More Lanthimos than Bellocchio
Partly due to the extreme dysfunctional cynicism of the family depicted, partly due to the icy and super-rich context, the film closely resembles Yorgos Lanthimos's family films much more than Bellocchio's work. After all, it was written by Efthimis Filippou, the Greek director's trusted screenwriter, whose influence on the final product is all too evident. The main flaws of this film seem to be attributable to a script that, rather than revealing the true nature of the characters, changes direction in an incomprehensible way: Martha goes from being innocent to being a copy of the other manipulative female characters in the film, and it's unclear why or how.
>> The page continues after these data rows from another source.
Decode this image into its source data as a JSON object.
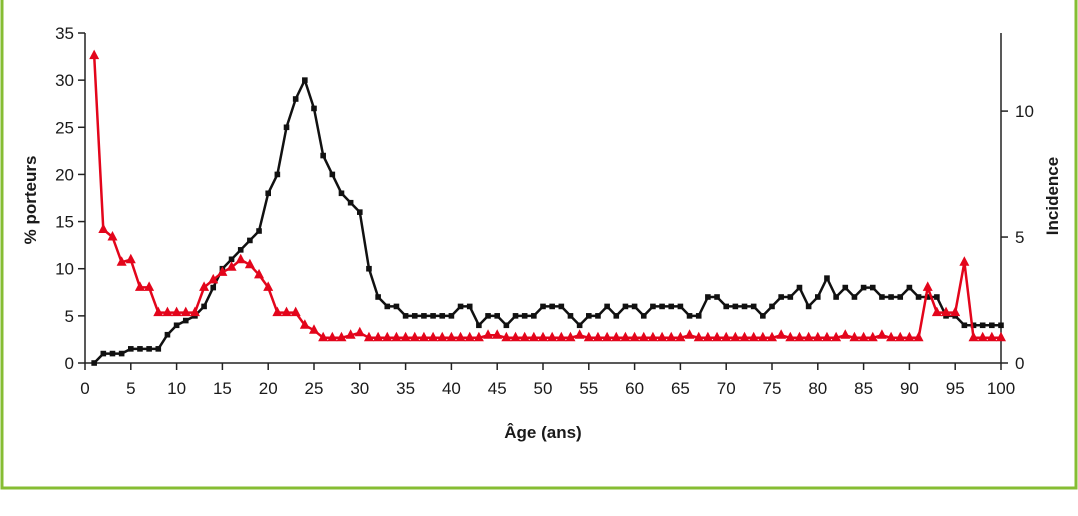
{
  "colors": {
    "frame": "#86bd33",
    "series_left": "#111111",
    "series_right": "#e3051b",
    "axis": "#222222"
  },
  "chart_data": {
    "type": "line",
    "xlabel": "Âge (ans)",
    "ylabel": "% porteurs",
    "y2label": "Incidence",
    "xlim": [
      0,
      100
    ],
    "ylim": [
      0,
      35
    ],
    "y2lim": [
      0,
      13.1
    ],
    "xticks": [
      0,
      5,
      10,
      15,
      20,
      25,
      30,
      35,
      40,
      45,
      50,
      55,
      60,
      65,
      70,
      75,
      80,
      85,
      90,
      95,
      100
    ],
    "yticks": [
      0,
      5,
      10,
      15,
      20,
      25,
      30,
      35
    ],
    "y2ticks": [
      0,
      5,
      10
    ],
    "grid": false,
    "legend": "none",
    "x": [
      1,
      2,
      3,
      4,
      5,
      6,
      7,
      8,
      9,
      10,
      11,
      12,
      13,
      14,
      15,
      16,
      17,
      18,
      19,
      20,
      21,
      22,
      23,
      24,
      25,
      26,
      27,
      28,
      29,
      30,
      31,
      32,
      33,
      34,
      35,
      36,
      37,
      38,
      39,
      40,
      41,
      42,
      43,
      44,
      45,
      46,
      47,
      48,
      49,
      50,
      51,
      52,
      53,
      54,
      55,
      56,
      57,
      58,
      59,
      60,
      61,
      62,
      63,
      64,
      65,
      66,
      67,
      68,
      69,
      70,
      71,
      72,
      73,
      74,
      75,
      76,
      77,
      78,
      79,
      80,
      81,
      82,
      83,
      84,
      85,
      86,
      87,
      88,
      89,
      90,
      91,
      92,
      93,
      94,
      95,
      96,
      97,
      98,
      99,
      100
    ],
    "series": [
      {
        "axis": "left",
        "marker": "square",
        "values": [
          0,
          1,
          1,
          1,
          1.5,
          1.5,
          1.5,
          1.5,
          3,
          4,
          4.5,
          5,
          6,
          8,
          10,
          11,
          12,
          13,
          14,
          18,
          20,
          25,
          28,
          30,
          27,
          22,
          20,
          18,
          17,
          16,
          10,
          7,
          6,
          6,
          5,
          5,
          5,
          5,
          5,
          5,
          6,
          6,
          4,
          5,
          5,
          4,
          5,
          5,
          5,
          6,
          6,
          6,
          5,
          4,
          5,
          5,
          6,
          5,
          6,
          6,
          5,
          6,
          6,
          6,
          6,
          5,
          5,
          7,
          7,
          6,
          6,
          6,
          6,
          5,
          6,
          7,
          7,
          8,
          6,
          7,
          9,
          7,
          8,
          7,
          8,
          8,
          7,
          7,
          7,
          8,
          7,
          7,
          7,
          5,
          5,
          4,
          4,
          4,
          4,
          4
        ]
      },
      {
        "axis": "right",
        "marker": "triangle",
        "values": [
          12.2,
          5.3,
          5,
          4,
          4.1,
          3,
          3,
          2,
          2,
          2,
          2,
          2,
          3,
          3.3,
          3.6,
          3.8,
          4.1,
          3.9,
          3.5,
          3,
          2,
          2,
          2,
          1.5,
          1.3,
          1,
          1,
          1,
          1.1,
          1.2,
          1,
          1,
          1,
          1,
          1,
          1,
          1,
          1,
          1,
          1,
          1,
          1,
          1,
          1.1,
          1.1,
          1,
          1,
          1,
          1,
          1,
          1,
          1,
          1,
          1.1,
          1,
          1,
          1,
          1,
          1,
          1,
          1,
          1,
          1,
          1,
          1,
          1.1,
          1,
          1,
          1,
          1,
          1,
          1,
          1,
          1,
          1,
          1.1,
          1,
          1,
          1,
          1,
          1,
          1,
          1.1,
          1,
          1,
          1,
          1.1,
          1,
          1,
          1,
          1,
          3,
          2,
          2,
          2,
          4,
          1,
          1,
          1,
          1
        ]
      }
    ]
  }
}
There are some interesting insights, especially regarding the characters of Turner and Pamela Anderson's mother: the two were clearly not emotionally connected, but they have a lot in common and, ultimately, they are the ones who somehow tried to build a life outside the family. This is why the very easy and conventional ending reserved for the protagonist is disappointing, when a better suggestion was within reach: why not make him, with all his naivety and stupidity, the one capable of relating to the world?
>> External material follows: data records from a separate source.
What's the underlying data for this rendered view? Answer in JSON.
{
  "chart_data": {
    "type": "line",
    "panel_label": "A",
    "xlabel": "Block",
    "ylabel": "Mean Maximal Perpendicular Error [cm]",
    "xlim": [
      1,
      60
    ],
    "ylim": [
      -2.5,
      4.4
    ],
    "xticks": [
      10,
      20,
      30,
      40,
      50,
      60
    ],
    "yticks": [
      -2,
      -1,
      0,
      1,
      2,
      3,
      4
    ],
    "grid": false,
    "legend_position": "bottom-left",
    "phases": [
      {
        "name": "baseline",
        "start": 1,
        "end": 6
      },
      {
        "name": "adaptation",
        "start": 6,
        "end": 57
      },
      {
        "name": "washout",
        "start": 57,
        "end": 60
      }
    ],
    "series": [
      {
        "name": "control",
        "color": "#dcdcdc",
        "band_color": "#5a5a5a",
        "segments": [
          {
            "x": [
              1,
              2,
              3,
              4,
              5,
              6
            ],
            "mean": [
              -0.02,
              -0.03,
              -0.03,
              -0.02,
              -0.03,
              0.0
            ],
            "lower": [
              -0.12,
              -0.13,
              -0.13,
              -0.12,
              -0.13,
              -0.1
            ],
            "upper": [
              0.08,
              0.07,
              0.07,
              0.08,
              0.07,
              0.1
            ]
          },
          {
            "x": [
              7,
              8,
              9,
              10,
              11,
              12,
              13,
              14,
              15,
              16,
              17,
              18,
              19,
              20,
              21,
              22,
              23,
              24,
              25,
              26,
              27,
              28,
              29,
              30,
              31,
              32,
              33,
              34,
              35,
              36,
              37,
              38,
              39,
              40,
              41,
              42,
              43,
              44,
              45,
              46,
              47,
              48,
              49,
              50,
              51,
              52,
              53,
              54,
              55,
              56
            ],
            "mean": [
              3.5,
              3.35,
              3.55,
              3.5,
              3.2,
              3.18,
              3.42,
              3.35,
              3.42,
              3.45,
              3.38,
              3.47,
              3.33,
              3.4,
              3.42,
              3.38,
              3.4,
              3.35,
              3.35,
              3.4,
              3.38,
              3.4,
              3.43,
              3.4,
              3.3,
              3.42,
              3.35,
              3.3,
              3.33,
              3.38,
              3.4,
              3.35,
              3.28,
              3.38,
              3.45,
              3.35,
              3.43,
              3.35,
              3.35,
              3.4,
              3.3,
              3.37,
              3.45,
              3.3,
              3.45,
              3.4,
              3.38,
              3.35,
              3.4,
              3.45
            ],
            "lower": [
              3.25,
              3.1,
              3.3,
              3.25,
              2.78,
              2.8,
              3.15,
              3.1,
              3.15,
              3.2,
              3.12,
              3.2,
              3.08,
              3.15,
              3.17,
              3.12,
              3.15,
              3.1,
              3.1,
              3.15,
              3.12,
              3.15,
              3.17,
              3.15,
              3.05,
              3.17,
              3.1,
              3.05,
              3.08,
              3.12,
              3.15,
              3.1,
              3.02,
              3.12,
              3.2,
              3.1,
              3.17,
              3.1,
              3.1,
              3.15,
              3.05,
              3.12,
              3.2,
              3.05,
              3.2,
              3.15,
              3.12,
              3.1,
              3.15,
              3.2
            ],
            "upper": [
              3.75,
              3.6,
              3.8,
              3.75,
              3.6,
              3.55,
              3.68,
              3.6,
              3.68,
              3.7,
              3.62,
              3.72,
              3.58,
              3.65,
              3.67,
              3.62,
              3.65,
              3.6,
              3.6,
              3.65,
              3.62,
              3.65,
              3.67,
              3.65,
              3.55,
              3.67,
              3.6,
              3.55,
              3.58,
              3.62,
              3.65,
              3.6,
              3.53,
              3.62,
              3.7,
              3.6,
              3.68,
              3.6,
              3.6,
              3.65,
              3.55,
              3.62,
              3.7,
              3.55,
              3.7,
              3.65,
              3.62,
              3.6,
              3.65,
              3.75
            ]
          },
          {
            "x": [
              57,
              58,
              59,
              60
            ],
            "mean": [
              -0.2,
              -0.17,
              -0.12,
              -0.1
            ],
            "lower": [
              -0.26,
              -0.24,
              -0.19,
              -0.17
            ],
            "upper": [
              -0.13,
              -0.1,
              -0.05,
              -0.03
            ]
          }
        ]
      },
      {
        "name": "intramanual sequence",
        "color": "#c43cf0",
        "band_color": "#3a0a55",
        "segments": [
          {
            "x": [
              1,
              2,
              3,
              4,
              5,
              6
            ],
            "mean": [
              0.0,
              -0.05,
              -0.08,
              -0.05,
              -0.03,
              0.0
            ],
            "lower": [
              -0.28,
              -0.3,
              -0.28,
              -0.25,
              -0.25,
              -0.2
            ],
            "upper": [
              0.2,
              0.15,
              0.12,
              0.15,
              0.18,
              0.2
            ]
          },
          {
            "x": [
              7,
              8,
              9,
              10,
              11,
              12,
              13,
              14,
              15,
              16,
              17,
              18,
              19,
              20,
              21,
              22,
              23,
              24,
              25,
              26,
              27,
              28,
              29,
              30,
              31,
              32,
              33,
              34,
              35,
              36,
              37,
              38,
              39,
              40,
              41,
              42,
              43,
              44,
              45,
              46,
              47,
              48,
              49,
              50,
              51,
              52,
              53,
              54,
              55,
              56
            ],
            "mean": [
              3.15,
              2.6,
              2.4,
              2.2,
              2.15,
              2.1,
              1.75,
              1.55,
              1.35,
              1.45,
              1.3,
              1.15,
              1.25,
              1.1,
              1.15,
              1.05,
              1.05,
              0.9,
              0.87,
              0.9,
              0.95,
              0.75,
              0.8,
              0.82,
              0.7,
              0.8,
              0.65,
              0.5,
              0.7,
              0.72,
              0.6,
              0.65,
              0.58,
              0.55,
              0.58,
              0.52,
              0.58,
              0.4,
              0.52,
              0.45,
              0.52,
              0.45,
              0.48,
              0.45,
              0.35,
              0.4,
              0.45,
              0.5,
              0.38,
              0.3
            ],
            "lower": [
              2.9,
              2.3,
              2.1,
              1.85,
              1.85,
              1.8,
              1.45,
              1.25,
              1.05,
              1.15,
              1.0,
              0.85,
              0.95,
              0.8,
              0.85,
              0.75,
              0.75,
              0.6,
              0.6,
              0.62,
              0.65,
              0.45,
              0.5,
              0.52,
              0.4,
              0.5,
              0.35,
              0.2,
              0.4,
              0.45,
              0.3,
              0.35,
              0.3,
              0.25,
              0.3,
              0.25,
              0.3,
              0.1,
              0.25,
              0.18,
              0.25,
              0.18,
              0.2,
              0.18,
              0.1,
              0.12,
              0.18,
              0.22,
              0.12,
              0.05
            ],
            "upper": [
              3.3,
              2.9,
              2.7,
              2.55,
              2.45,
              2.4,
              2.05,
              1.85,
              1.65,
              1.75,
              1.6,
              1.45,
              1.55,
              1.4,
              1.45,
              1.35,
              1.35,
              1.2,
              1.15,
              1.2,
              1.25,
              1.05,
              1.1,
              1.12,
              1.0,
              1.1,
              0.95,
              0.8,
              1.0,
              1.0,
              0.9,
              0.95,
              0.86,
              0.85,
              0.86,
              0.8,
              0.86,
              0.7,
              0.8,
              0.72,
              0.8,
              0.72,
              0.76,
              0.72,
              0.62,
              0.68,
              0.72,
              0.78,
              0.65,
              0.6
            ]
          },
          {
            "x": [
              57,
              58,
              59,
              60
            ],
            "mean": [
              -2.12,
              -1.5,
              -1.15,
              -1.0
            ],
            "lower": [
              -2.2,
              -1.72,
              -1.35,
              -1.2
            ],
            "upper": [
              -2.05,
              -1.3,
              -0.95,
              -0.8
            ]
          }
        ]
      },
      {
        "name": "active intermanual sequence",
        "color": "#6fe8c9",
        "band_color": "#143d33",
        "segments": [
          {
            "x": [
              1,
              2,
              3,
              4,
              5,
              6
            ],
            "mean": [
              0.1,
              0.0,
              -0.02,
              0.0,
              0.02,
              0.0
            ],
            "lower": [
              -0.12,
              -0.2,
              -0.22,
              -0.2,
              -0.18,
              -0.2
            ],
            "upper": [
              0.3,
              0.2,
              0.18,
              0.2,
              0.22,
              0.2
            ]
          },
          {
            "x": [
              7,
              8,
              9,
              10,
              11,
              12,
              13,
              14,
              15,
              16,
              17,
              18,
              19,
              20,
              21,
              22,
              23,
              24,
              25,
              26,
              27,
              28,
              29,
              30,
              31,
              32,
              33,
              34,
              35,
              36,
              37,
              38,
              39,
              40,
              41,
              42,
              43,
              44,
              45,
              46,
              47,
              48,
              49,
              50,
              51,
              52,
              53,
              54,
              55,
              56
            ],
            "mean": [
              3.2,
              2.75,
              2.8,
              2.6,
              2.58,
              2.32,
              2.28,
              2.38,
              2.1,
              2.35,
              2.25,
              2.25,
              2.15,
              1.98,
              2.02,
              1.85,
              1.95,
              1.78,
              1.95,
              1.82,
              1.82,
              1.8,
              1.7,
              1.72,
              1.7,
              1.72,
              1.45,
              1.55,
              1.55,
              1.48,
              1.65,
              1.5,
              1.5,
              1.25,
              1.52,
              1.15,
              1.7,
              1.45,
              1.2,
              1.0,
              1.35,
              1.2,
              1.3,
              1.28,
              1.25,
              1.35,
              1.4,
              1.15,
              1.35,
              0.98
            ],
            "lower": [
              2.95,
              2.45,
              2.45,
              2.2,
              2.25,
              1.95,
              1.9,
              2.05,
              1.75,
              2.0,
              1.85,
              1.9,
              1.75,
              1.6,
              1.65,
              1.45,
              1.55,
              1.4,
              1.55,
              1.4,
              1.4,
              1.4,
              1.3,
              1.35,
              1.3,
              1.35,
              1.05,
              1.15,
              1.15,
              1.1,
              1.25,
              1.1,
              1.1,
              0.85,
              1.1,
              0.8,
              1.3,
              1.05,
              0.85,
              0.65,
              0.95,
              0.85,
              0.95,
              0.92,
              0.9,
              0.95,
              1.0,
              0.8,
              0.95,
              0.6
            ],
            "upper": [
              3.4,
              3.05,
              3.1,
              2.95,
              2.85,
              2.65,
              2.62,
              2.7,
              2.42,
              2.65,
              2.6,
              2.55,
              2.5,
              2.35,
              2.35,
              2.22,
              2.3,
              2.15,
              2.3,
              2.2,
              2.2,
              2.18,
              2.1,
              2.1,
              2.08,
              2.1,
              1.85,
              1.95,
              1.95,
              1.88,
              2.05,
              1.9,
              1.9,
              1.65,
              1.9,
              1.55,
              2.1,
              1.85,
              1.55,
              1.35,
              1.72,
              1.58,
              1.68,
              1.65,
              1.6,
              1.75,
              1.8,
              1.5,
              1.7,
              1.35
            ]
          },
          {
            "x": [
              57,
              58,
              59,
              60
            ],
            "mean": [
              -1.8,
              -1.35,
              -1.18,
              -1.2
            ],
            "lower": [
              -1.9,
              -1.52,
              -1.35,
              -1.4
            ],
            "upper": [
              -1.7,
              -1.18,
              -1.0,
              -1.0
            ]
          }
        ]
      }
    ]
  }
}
Another comparison the film evokes, in an absolutely unexpected way, is that to Emerald Fennell's cinema. Efthimis Filippou's screenplay, closely followed by Karim Aïnouz's direction, openly hunts for scenes constructed to create a certain shock value. Shocking passages that flirt with the forbidden have almost become the signature of the director of “Wuthering Heights”. Unfortunately, this film resembles her terrible Saltburn precisely in how the provocation is an empty stylistic exercise juxtaposed with a portrait that aims to be caustic of the richest of the rich, but which feels old, déjà vu. Rosebush Pruning adds nothing more to the brutal analyses of the directors Bellocchio looked to when writing Fists in the Pocket, Luis Buñuel and Michelangelo Antonioni, who, incidentally, at the time snubbed the debut of an Italian director who admired them so much.
Karim Aïnouz is more than a commissioned project
It's hard to say who Karim Aïnouz admires here, given that the directors and stories this film looks to are far from his cinema, which is always capable of change, but always extremely personal, strong in colors, tones, and events, more inclined to stories of those living on the margins than those living at the top of society. Karim Aïnouz's presence is probably what makes Rosebush Pruning still decent, thanks to the vivid colors of his cinema, his audacious vision (Ed's dream with flying shoes recalls Todd Haynes' Poison), his ability to direct actors tackling unusual roles. The film seems primarily constructed to allow Turner to confront a sinister character and showcase his talent (evident for some time, in much more conventional projects), but Anderson and Letts also bring out the best from a screenplay that often doesn't pursue the best or most interesting solution, but the most impactful one.